Two crane operators staged a high-rise protest at a construction site in Singapore yesterday, its second industrial incident involving Chinese workers in less than two weeks.
The workers, reportedly demanding payment of back wages before their return to China, perched themselves on top of separate cranes before agreeing to come down after hours of negotiations with rescuers, an Agence France-Presse photographer said.
The crane protest came 10 days after a work stoppage by Chinese bus drivers erupted at a transport firm — Singapore’s first industrial strike since 1986.
The protest came as four drivers accused of instigating the Nov. 26 to 27 strike at state-linked transport firm SMRT appeared in court.
Liu Xiangying, 33, Gao Yue Qiang, 32, Wang Xianjie, 39, and He Jun Ling, 32 appeared in handcuffs and told the court they would engage defense lawyers. Their case was adjourned until Wednesday. Bail was set at S$10,000 (US$8,200) for three of them and at S$20,000 for one man who faces an extra charge.

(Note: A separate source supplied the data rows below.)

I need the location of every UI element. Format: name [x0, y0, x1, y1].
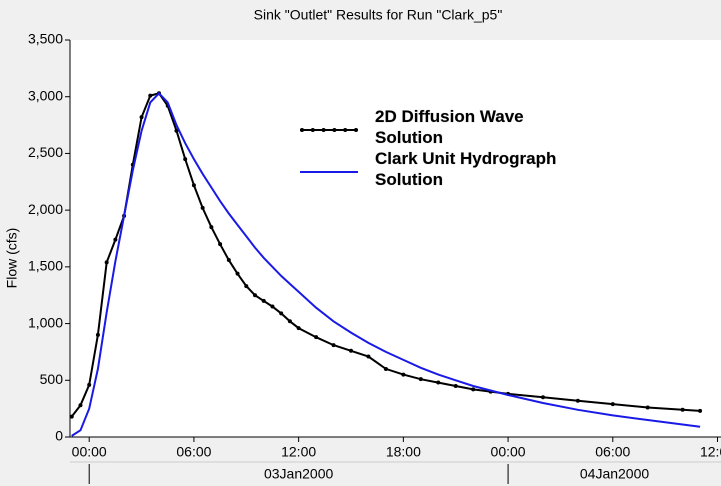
point — [191, 183, 196, 188]
series-line — [71, 91, 701, 437]
point — [540, 395, 545, 400]
legend-label: 2D Diffusion Wave Solution — [375, 107, 524, 147]
y-axis-label: Flow (cfs) — [4, 228, 20, 289]
point — [209, 225, 214, 230]
point — [226, 258, 231, 263]
legend-line: Solution — [375, 128, 443, 147]
y-tick-label: 1,000 — [28, 314, 63, 330]
point — [78, 403, 83, 408]
point — [270, 304, 275, 309]
point — [575, 398, 580, 403]
y-tick-label: 2,500 — [28, 144, 63, 160]
point — [296, 326, 301, 331]
x-tick-label: 00:00 — [72, 444, 107, 460]
legend-marker — [310, 128, 315, 132]
x-tick-label: 00:00 — [491, 444, 526, 460]
point — [366, 354, 371, 359]
point — [436, 380, 441, 385]
y-tick-label: 2,000 — [28, 201, 63, 217]
y-tick-label: 1,500 — [28, 258, 63, 274]
legend-marker — [321, 128, 326, 132]
point — [471, 387, 476, 392]
point — [104, 260, 109, 265]
point — [279, 311, 284, 316]
series-layer — [69, 91, 703, 437]
x-tick-label: 06:00 — [595, 444, 630, 460]
legend-marker — [332, 128, 337, 132]
y-tick-label: 0 — [55, 428, 63, 444]
point — [401, 372, 406, 377]
point — [348, 348, 353, 353]
point — [174, 128, 179, 133]
legend-marker — [343, 128, 348, 132]
chart-title: Sink "Outlet" Results for Run "Clark_p5" — [254, 7, 503, 23]
legend-label: Clark Unit Hydrograph Solution — [375, 149, 556, 189]
y-tick-label: 3,000 — [28, 87, 63, 103]
point — [331, 343, 336, 348]
x-tick-label: 06:00 — [176, 444, 211, 460]
point — [87, 382, 92, 387]
point — [287, 319, 292, 324]
point — [418, 377, 423, 382]
point — [610, 402, 615, 407]
y-tick-label: 500 — [40, 371, 64, 387]
point — [95, 332, 100, 337]
point — [69, 414, 74, 419]
point — [235, 271, 240, 276]
point — [218, 242, 223, 247]
point — [148, 93, 153, 98]
legend-marker — [300, 128, 304, 132]
plot-area — [70, 40, 721, 437]
point — [253, 293, 258, 298]
legend-line: 2D Diffusion Wave — [375, 107, 524, 126]
point — [261, 298, 266, 303]
point — [645, 405, 650, 410]
point — [139, 115, 144, 120]
point — [453, 383, 458, 388]
x-tick-label: 18:00 — [386, 444, 421, 460]
x-tick-label: 12:00 — [281, 444, 316, 460]
point — [314, 335, 319, 340]
point — [244, 284, 249, 289]
point — [183, 157, 188, 162]
point — [698, 408, 703, 413]
point — [113, 237, 118, 242]
point — [383, 366, 388, 371]
point — [680, 407, 685, 412]
legend-line: Solution — [375, 170, 443, 189]
date-label: 03Jan2000 — [264, 466, 334, 482]
legend-marker — [354, 128, 358, 132]
point — [200, 205, 205, 210]
y-tick-label: 3,500 — [28, 31, 63, 47]
legend-line: Clark Unit Hydrograph — [375, 149, 556, 168]
date-label: 04Jan2000 — [580, 466, 650, 482]
x-tick-label: 12:00 — [700, 444, 721, 460]
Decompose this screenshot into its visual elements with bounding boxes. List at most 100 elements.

They face a maximum fine of S$2,000 and/or a sentence of up to a year in prison. The other drivers who took part in the strike would get police warnings, but be allowed to stay and work in Singapore, the government said last week.
Twenty-nine other drivers have already been fired and sent back to China and one has been sentenced to six weeks in jail after pleading guilty to involvement in an illegal strike.
Activist groups have expressed outrage over the crackdown on the bus workers.
Human Rights Watch (HRW) issued a statement yesterday calling on Singapore to drop the charges against the four drivers and put an end to pay discrimination.
The striking drivers said they were being paid less than Malaysian colleagues for the same work.
“Singapore defies basic labor rights by criminalizing migrant workers for a work stoppage and threatening them with prison terms, fines and deportation,” HRW deputy Asia director Phil Robertson said.
“As a country that depends on migrant workers, Singapore should recognize it’s playing with fire by permitting private and state-owned companies to discriminate based on the nationality of the workers,” he added.
The Ministry of Manpower did not respond to a request for comment.
Singaporeans, most of whom are ethnic Chinese, were firmly in support of punishment for the workers, but also blamed the bus company, a poll showed.